Economics Major Researches What Prompts People to Give to Charity


Economics and physics double major Jordan Richmond ’16

While his honors project is motivated by intellectual curiosity, it also matters to Jordan Richmond ’16 that his work could do some good in the world.

“I want to be doing research and thinking about issues that I feel could have an immediate impact in people’s lives,” Richmond said recently. “Charities do good. They could do more good if they had more donations.”

Earlier in the semester, Richmond recruited 72 students to participate in a study designed to answer the question many charities have: What makes people donate? More specifically Richmond is trying to find out whether personal recognition—that is, lauding someone publicly for donating—is an effective way to spur people to give larger amounts of money.

Charities use a variety of strategies to motivate people to give, such as matching their donations, giving out small gifts like mugs in exchange for donations, and honoring more generous donors by listing them in a “gold members club,” or naming buildings, benches, parks, etc., after them.

To test whether the strategy of personally recognizing philanthropy is effective, Richmond had to first create a situation that he said would “map onto real life.” After putting his 72 student participants into groups of six, he invited them to play what he called a public-good game. Each student was given $8 to show up for the study, and then was provided an additional $12 to play with. Richmond’s study was supported by a grant he received from the Grua/O’Connell Faculty/Student Research Award. Any money the students won in the game, they kept. “Subjects won’t behave normally unless there are real stakes,” Richmond said, explaining why he offered monetary rewards.

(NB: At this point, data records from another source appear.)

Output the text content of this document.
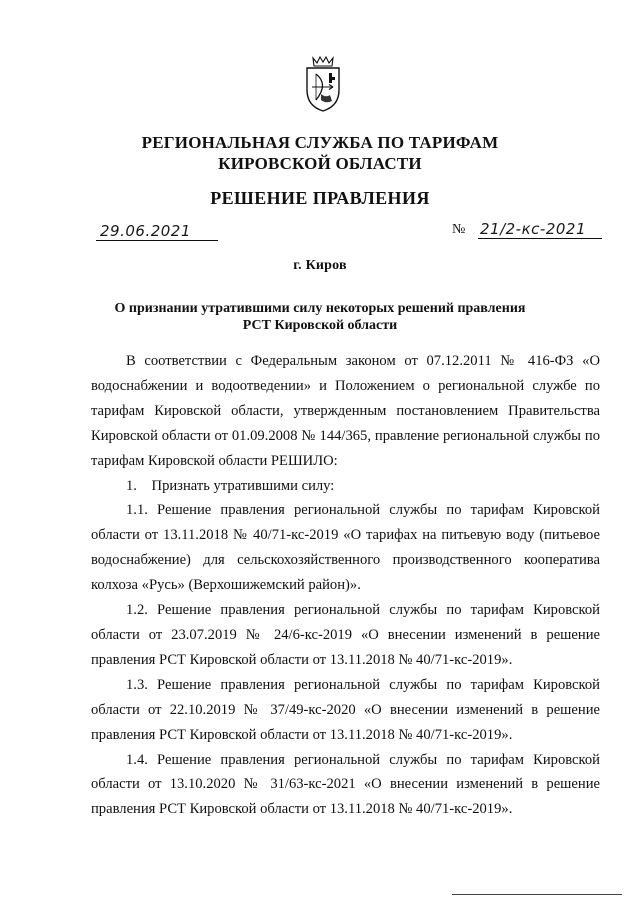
РЕГИОНАЛЬНАЯ СЛУЖБА ПО ТАРИФАМ
КИРОВСКОЙ ОБЛАСТИ
РЕШЕНИЕ ПРАВЛЕНИЯ
29.06.2021	№ 21/2-кс-2021
г. Киров
О признании утратившими силу некоторых решений правления
РСТ Кировской области

В соответствии с Федеральным законом от 07.12.2011 № 416-ФЗ «О водоснабжении и водоотведении» и Положением о региональной службе по тарифам Кировской области, утвержденным постановлением Правительства Кировской области от 01.09.2008 № 144/365, правление региональной службы по тарифам Кировской области РЕШИЛО:

1. Признать утратившими силу:

1.1. Решение правления региональной службы по тарифам Кировской области от 13.11.2018 № 40/71-кс-2019 «О тарифах на питьевую воду (питьевое водоснабжение) для сельскохозяйственного производственного кооператива колхоза «Русь» (Верхошижемский район)».

1.2. Решение правления региональной службы по тарифам Кировской области от 23.07.2019 № 24/6-кс-2019 «О внесении изменений в решение правления РСТ Кировской области от 13.11.2018 № 40/71-кс-2019».

1.3. Решение правления региональной службы по тарифам Кировской области от 22.10.2019 № 37/49-кс-2020 «О внесении изменений в решение правления РСТ Кировской области от 13.11.2018 № 40/71-кс-2019».

1.4. Решение правления региональной службы по тарифам Кировской области от 13.10.2020 № 31/63-кс-2021 «О внесении изменений в решение правления РСТ Кировской области от 13.11.2018 № 40/71-кс-2019».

Richmond is working with his advisor, Assistant Professor of Economics Matthew Botsch, who specializes in the economics of finance, corporate finance, and banking. Next year, after he graduates, he plans to work as a predoctoral fellow at Stanford’s Institute for Economic Policy Research. Richmond said he’s interested in behavioral economics because the problems aren’t neat and tidy; they’re messy and complicated because people aren’t neat and don’t obey mathematical formulas.

Recognizing the optimal number of donors
With his study, Jordan Richmond is also pursuing a secondary research question: How many donors should a charity recognize to maximize donations? “There is an interesting optimization problem within that spectrum,” the senior said, “and that problem is that the more people you offer to recognize, the less valuable that recognition will be. But the more people you recognize the more likely someone is to receive that recognition.” While Richmond says his small-scale study cannot definitely answer this question, what he can do “is develop a little bit of intuition and say that more recognition is good or less recognition is good,” he explained.
To play Richmond’s public-good game, students were told to not speak with any other member in their group. They then were asked whether they would like to contribute money to a communal pool. Each was told he or she would receive $9 if the pool topped a threshold of $45. The players might at this point calculate that they should give no money or very little money to maximize their holdings. However, if everyone behaved in a similarly stingy way, the threshold wouldn’t be met and no one would receive a payout.

To test whether personal recognition could influence these students to give more to the communal pool, Richmond informed some groups before playing that the top three donors would be publicly named. For other groups of players, he told them only the top donor would be announced at the end of the game. In his control groups, he did not recognize any of the donors, letting the students know beforehand that their contributions would remain anonymous.

The game, of course, does not quite match real life, as Richmond acknowledges. First, his Bowdoin subjects are not a representative sample of the population. In addition, the students in his game aren’t giving to charity, they’re participating in a game in a lab.

However, Richmond argues that the lab game is analogous to a charitable scenario because the participants lack enough information about one other’s payouts in the game to develop a dominant strategy. Therefore, a subject’s primary incentive for donating more to the group fund is to help the group break their investment threshold, which benefits everybody. “This is obviously not an individual’s experience when they are deciding whether or not to donate to a charity,” he said. “However, when individuals give to charity, one component of that decision is interest in the wellbeing of others, while another is the way a donation makes them feel better about themselves. Both of these elements are present in the laboratory game, represented by the incentive to help the group break the threshold, and the personal payout.”

In preliminary analyses of his data, Richmond said he’s started to see some patterns emerge. “While I’m still working on this, I can definitively say I’ve gathered evidence which suggests identification increases donations, confirming prior research, and that more identification is better than less identification,” he said. He added that he’s still working through some econometric issues on other results.